Origin of Correct Protein Folding

Hundreds of rhodopsins are embedded in the lipid bilayer of the membrane of Chlamydomonas, each using seven protein transmembrane domains, forming a pocket where retinal chromophores are inserted.  

The precision with which opsins must fold into their seven-transmembrane configuration is staggering, as JILA (formerly the Joint Institute for Laboratory Astrophysics) reported:  

Biophysicists at JILA have measured protein folding in more detail than ever before, revealing behavior that is surprisingly more complex than previously known….

[T]he JILA team identified 14 intermediate states — seven times as many as previously observed — in just one part of bacteriorhodopsin, a protein in microbes that converts light to chemical energy and is widely studied in research. 

“The increased complexity was stunning,” said project leader Tom Perkins, a National Institute of Standards and Technology (NIST) biophysicist… “Better instruments revealed all sorts of hidden dynamics that were obscured over the last 17 years when using conventional technology.” 

“If you miss most of the intermediate states, then you don’t really understand the system,” he said. 

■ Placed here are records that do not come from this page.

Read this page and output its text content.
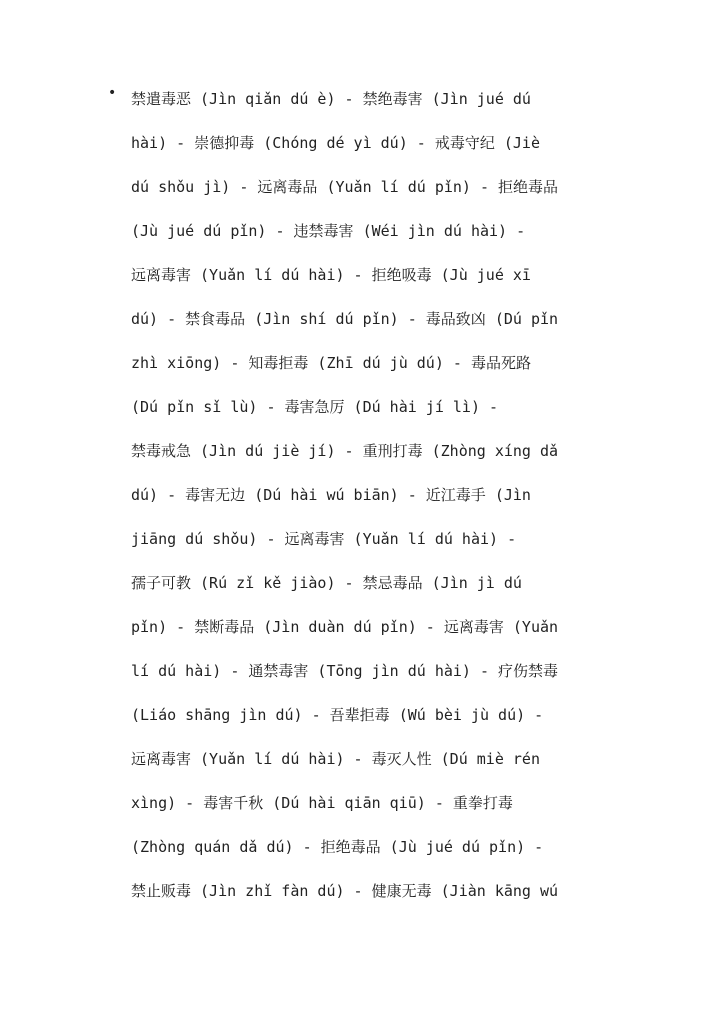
• 禁遣毒恶 (Jìn qiǎn dú è) - 禁绝毒害 (Jìn jué dú
hài) - 崇德抑毒 (Chóng dé yì dú) - 戒毒守纪 (Jiè
dú shǒu jì) - 远离毒品 (Yuǎn lí dú pǐn) - 拒绝毒品
(Jù jué dú pǐn) - 违禁毒害 (Wéi jìn dú hài) -
远离毒害 (Yuǎn lí dú hài) - 拒绝吸毒 (Jù jué xī
dú) - 禁食毒品 (Jìn shí dú pǐn) - 毒品致凶 (Dú pǐn
zhì xiōng) - 知毒拒毒 (Zhī dú jù dú) - 毒品死路
(Dú pǐn sǐ lù) - 毒害急厉 (Dú hài jí lì) -
禁毒戒急 (Jìn dú jiè jí) - 重刑打毒 (Zhòng xíng dǎ
dú) - 毒害无边 (Dú hài wú biān) - 近江毒手 (Jìn
jiāng dú shǒu) - 远离毒害 (Yuǎn lí dú hài) -
孺子可教 (Rú zǐ kě jiào) - 禁忌毒品 (Jìn jì dú
pǐn) - 禁断毒品 (Jìn duàn dú pǐn) - 远离毒害 (Yuǎn
lí dú hài) - 通禁毒害 (Tōng jìn dú hài) - 疗伤禁毒
(Liáo shāng jìn dú) - 吾辈拒毒 (Wú bèi jù dú) -
远离毒害 (Yuǎn lí dú hài) - 毒灭人性 (Dú miè rén
xìng) - 毒害千秋 (Dú hài qiān qiū) - 重拳打毒
(Zhòng quán dǎ dú) - 拒绝毒品 (Jù jué dú pǐn) -
禁止贩毒 (Jìn zhǐ fàn dú) - 健康无毒 (Jiàn kāng wú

Knowledge of protein folding is important because proteins must assume the correct 3-D structure to function properly. Misfolding may inactivate a protein or make it toxic. Several neurodegenerative and other diseases are attributed to incorrect folding of certain proteins. [Emphasis added.]

An article in the journal Eye (“Light and the evolution of vision”) confirms:

[E]ven as far back as the prokaryotes the complex seven transmembrane domain arrangement of opsin molecules seems to prevail without simpler photoreceptors existing concurrently. Darwin’s original puzzle over ocular evolution seems still to be with us but now at a molecular level.

As for retinal, the second essential component of rhodopsin, a paper in the journal Vision Research reports:

11-cis-Retinal is a unique molecule with a chemical design that allows optimal interaction with the opsin apoprotein in its binding pocket, and this is essential for the formation of the light-activated conformation of the receptor. 

Remarkably, all structural details in the retinal chromophore are functionally important. As another paper, this one in the journal Trends in Biochemical Sciences, finds: 

Although there is an intriguing evolutionary conservation of the key components involved in the production and recycling of chromophores, these genes have also adapted to the specific requirements of insect and vertebrate vision.

We have, so far, only scratched the surface. But we can safely say that the origin of both vision and its key player, rhodopsins, cannot be explained by the evolutionary mechanisms of random mutations and natural selection. Instead they must have existed from inception as a unified and codified system. Such an observation, I believe, is best explained by intelligent design.